Section 215 calls on NASA to develop “at least one crew transportation system” from the private sector. Referring back to Section 203(c), we find why it is that the committee wants NASA to downsize the commercial crew program.
Given the critical importance of a heavy-lift launch vehicle and crewed spacecraft to enable the achievement of the goal established in section 201(a) of this Act, as well as the accomplishment of intermediate exploration milestones and the provision of a backup capability to transfer crew and cargo to the International Space Station, the Administrator shall make the expeditious development, test, and achievement of operational readiness of the Space Launch System and the Orion crew capsule the highest priority of the exploration program.
So there you have it ... They would rather extend U.S. reliance on Russia to force more billions be spent on SLS and Orion in their districts.
To further poison the commercial crew program, Section 215(g) requires the NASA administrator to develop plans for funding commercial crew at as low as $600 million a year over the next three fiscal years — half what the Obama administration requests.
In summary ... The members of the House space subcommittee want to extend NASA reliance on Russia for the rest of the decade so that sometime in the early 2020s a crew of four will be launched to an undefined location on a vehicle that NASA will be required to fly until the year 2100.
As depressing as all this may sound, the good news is the Senate is free to dispose of H.R. 810 in the nearest recycling bin.
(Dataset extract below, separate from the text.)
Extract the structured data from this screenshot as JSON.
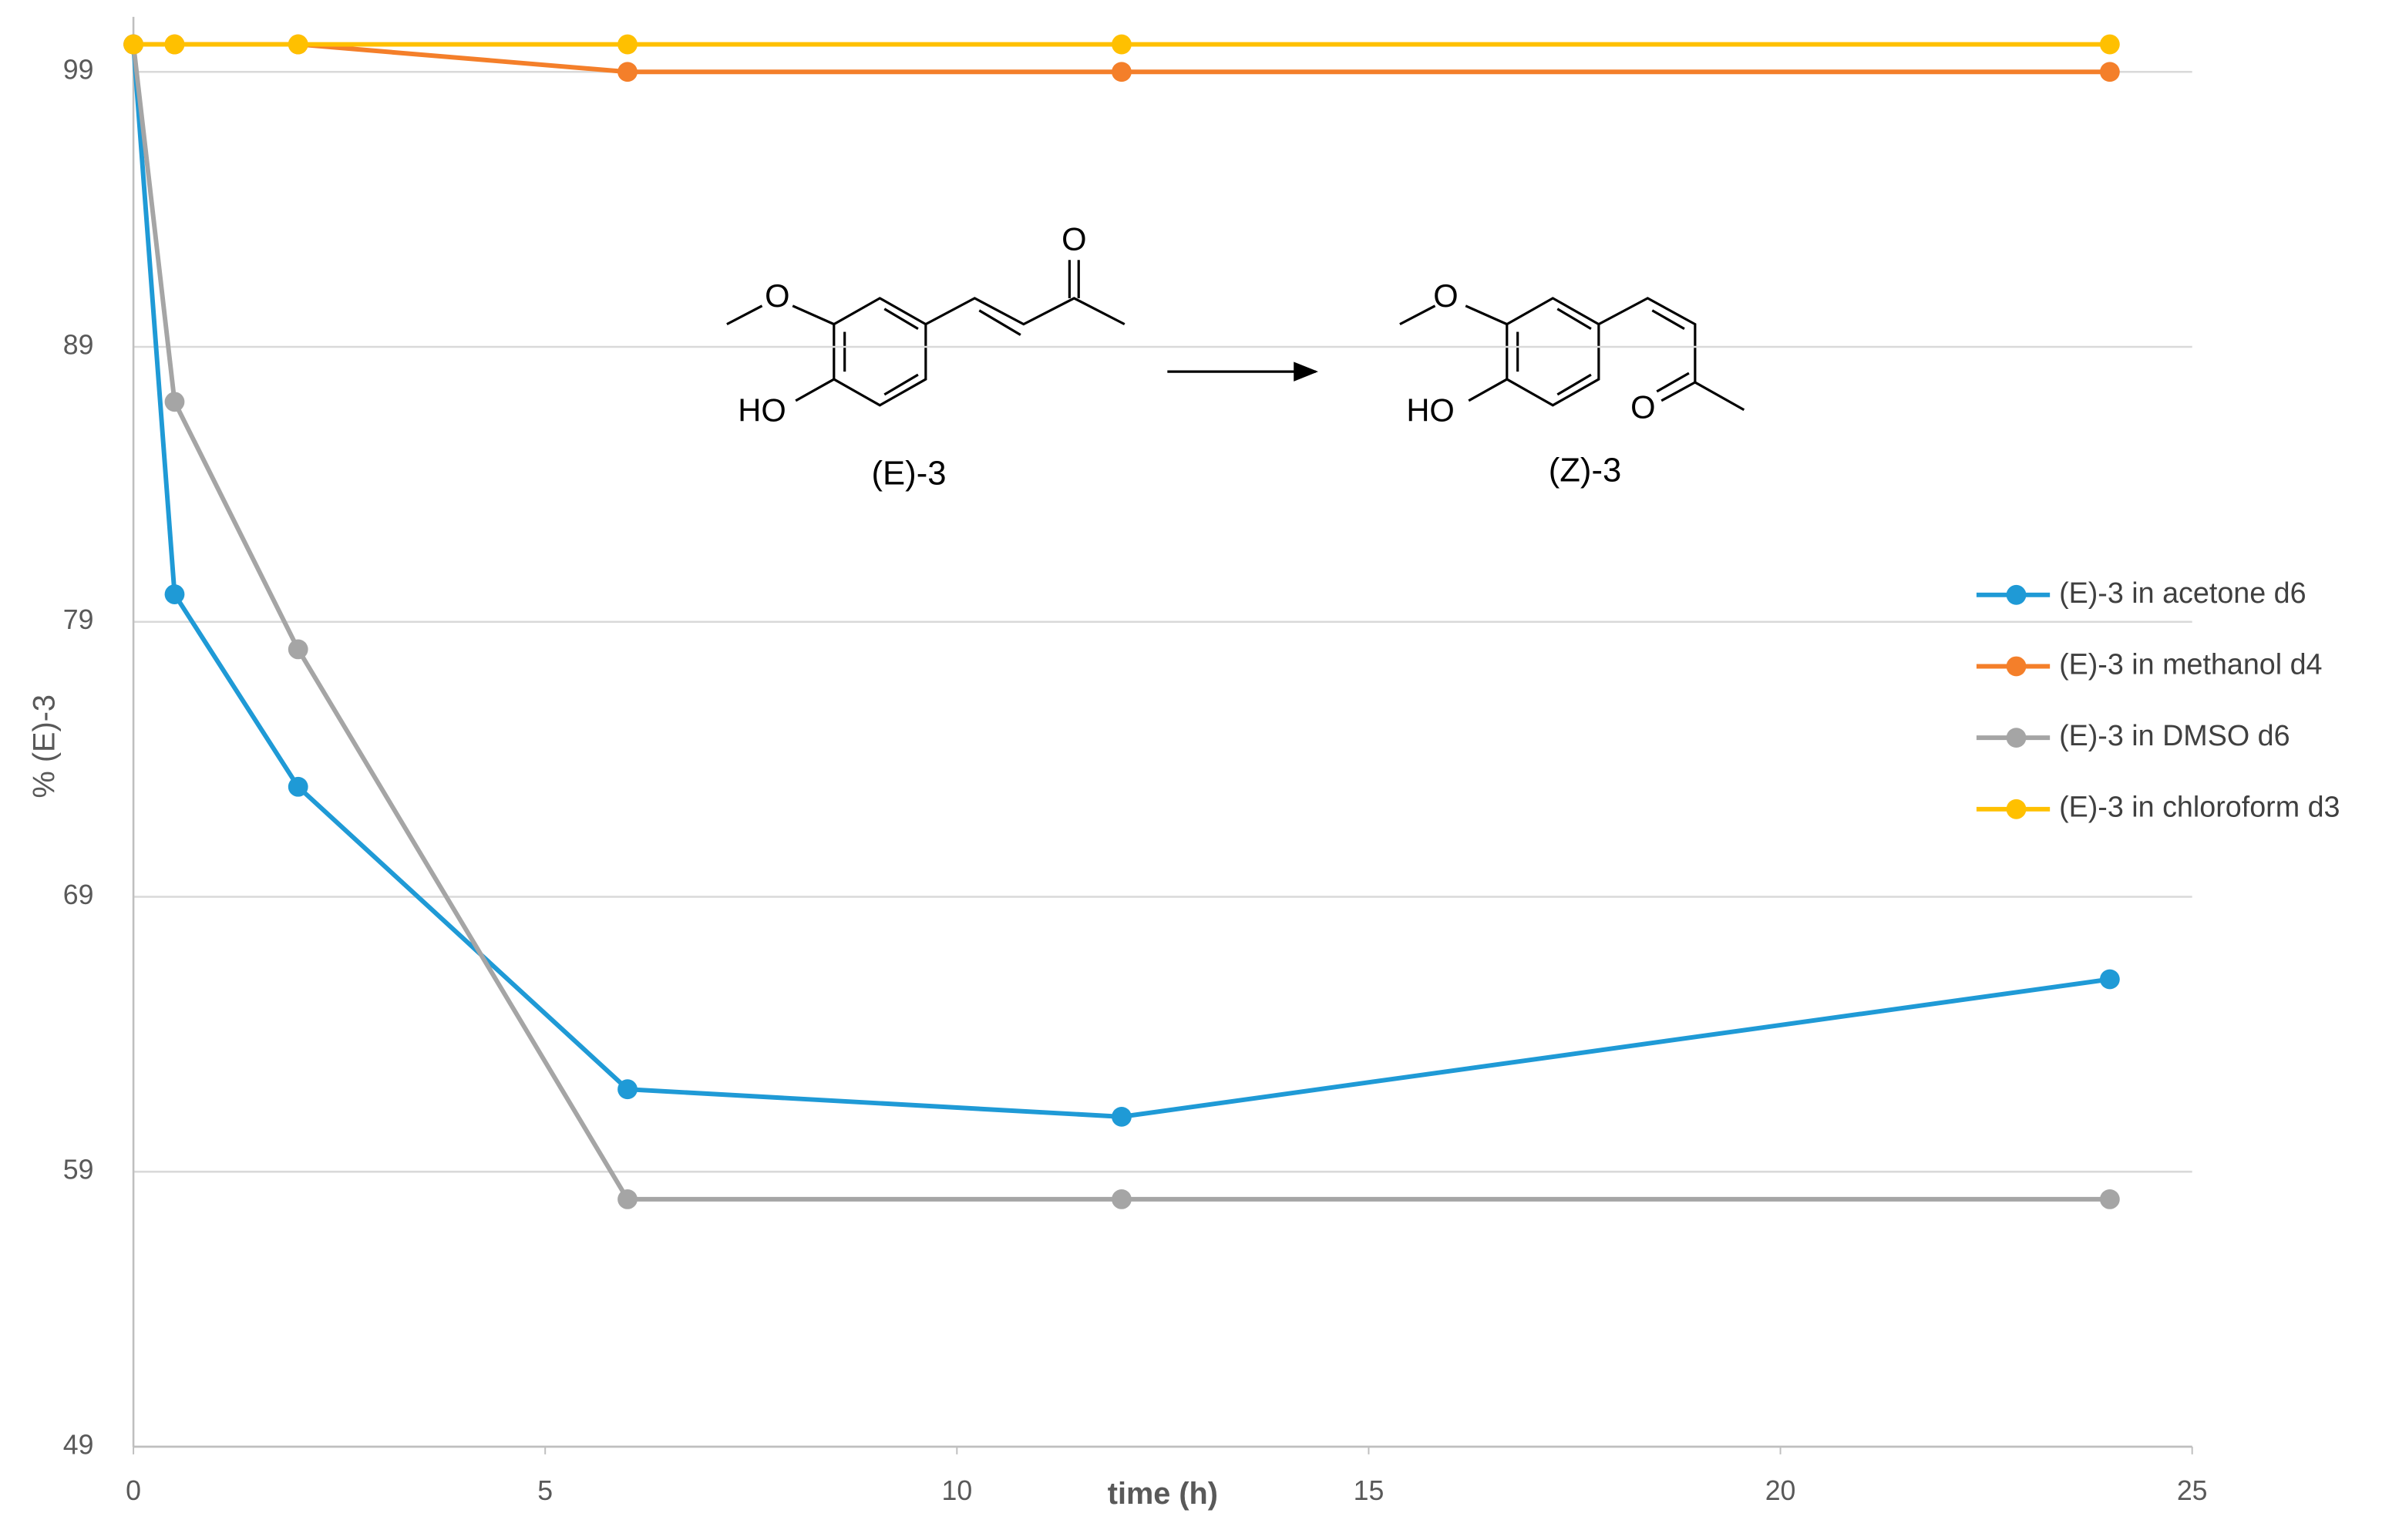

As space policy analyst Marcia Smith wrote February 10 on SpacePolicyOnline.com, H.R. 810 is largely a rehash of H.R. 4412, passed by the House on June 9, 2014 but ignored by the Senate.
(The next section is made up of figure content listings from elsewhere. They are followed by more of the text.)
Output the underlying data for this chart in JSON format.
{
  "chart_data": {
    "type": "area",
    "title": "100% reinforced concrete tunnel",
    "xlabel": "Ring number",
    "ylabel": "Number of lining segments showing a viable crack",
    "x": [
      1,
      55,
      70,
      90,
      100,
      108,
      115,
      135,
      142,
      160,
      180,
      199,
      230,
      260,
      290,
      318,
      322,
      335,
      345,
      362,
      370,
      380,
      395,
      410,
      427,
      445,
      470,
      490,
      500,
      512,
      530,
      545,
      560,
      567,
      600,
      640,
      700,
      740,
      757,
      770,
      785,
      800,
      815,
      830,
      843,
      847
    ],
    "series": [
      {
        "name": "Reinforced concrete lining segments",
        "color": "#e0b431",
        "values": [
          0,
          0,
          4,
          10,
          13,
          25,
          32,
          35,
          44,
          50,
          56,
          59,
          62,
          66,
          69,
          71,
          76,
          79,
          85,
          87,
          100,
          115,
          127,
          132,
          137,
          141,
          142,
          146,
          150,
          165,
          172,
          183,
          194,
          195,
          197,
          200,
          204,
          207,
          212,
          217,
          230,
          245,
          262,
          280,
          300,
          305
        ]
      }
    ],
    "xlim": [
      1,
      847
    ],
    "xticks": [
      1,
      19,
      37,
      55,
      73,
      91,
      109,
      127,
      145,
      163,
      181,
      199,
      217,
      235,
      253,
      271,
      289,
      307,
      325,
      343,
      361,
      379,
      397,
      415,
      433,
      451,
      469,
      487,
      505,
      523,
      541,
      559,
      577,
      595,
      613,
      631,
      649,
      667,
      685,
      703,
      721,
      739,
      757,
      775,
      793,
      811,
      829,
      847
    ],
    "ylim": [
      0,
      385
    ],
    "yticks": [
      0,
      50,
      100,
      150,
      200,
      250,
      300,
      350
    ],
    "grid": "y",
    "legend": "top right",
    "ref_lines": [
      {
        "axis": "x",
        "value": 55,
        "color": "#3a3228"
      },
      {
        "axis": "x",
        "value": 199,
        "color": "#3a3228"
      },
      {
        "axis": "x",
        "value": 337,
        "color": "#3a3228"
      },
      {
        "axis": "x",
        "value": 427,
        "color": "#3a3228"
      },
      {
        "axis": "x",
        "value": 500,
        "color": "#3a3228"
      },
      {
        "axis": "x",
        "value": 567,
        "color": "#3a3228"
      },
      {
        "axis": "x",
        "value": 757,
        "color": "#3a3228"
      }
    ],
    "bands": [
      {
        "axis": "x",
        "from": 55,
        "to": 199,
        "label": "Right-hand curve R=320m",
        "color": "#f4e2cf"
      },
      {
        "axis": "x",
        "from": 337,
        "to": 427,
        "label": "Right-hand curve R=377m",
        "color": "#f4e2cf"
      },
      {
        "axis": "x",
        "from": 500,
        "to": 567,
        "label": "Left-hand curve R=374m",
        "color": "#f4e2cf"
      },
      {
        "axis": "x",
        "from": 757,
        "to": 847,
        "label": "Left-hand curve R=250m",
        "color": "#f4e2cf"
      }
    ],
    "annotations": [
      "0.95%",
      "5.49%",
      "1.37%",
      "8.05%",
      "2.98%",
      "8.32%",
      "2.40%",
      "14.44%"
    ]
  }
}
Something similar happened in October 2010 with the 2010 NASA authorization act. The Senate crafted its own version, which cancelled Constellation to create the Space Launch System, then sent that bill over to the House. The House approved the Senate version instead of their own committee's version.
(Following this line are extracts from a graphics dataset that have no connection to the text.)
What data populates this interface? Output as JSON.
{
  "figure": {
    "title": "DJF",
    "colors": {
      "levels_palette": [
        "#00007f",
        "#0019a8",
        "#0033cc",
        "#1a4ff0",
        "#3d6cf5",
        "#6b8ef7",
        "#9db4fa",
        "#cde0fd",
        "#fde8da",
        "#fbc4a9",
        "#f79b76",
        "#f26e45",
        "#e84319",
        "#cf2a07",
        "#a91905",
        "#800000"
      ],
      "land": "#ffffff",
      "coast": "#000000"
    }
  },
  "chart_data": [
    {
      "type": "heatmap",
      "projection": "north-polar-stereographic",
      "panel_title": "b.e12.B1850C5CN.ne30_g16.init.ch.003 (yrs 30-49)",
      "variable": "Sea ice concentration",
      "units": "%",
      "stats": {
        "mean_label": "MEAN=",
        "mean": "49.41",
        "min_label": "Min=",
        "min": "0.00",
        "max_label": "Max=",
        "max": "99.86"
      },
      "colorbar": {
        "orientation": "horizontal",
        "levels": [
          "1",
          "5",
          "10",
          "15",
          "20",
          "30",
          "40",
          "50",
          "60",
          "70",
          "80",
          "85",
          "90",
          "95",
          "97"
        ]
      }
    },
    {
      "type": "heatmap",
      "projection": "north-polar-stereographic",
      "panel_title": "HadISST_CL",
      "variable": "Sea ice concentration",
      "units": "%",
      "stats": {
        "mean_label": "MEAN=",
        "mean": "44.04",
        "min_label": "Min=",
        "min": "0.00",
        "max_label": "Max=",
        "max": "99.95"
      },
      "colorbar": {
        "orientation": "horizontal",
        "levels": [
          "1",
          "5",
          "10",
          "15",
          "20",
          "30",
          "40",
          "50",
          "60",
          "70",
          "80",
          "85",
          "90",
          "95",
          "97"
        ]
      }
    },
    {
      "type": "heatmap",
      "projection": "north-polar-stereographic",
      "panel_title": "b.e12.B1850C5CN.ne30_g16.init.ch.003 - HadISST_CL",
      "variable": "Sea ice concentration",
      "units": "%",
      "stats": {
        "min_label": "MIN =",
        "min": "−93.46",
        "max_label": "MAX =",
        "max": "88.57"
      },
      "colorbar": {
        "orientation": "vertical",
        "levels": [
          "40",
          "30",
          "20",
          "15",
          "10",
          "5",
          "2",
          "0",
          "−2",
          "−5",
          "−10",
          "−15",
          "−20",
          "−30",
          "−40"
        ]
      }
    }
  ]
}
So there's every reason to hope that H.R. 810 will be dead on arrival.
The big difference is that in 2014 the Democrats ran the Senate, but now the Republicans are in charge.
Senator Ted Cruz (R-TX) now chairs the Senate space subcommittee. He is reportedly is a supporter of NewSpace. We've yet to see any legislative evidence of that, but the panel was recently renamed the Subcommittee on Science, Space, and Competitiveness. The addition of that last word has given a glimmer of hope to those who find the blatant House porkery repugnant.
It's going to be another long summer on the Hill for those who want to liberate space from the inbred alliance of politicians, NASA space centers and their no-bid contractors.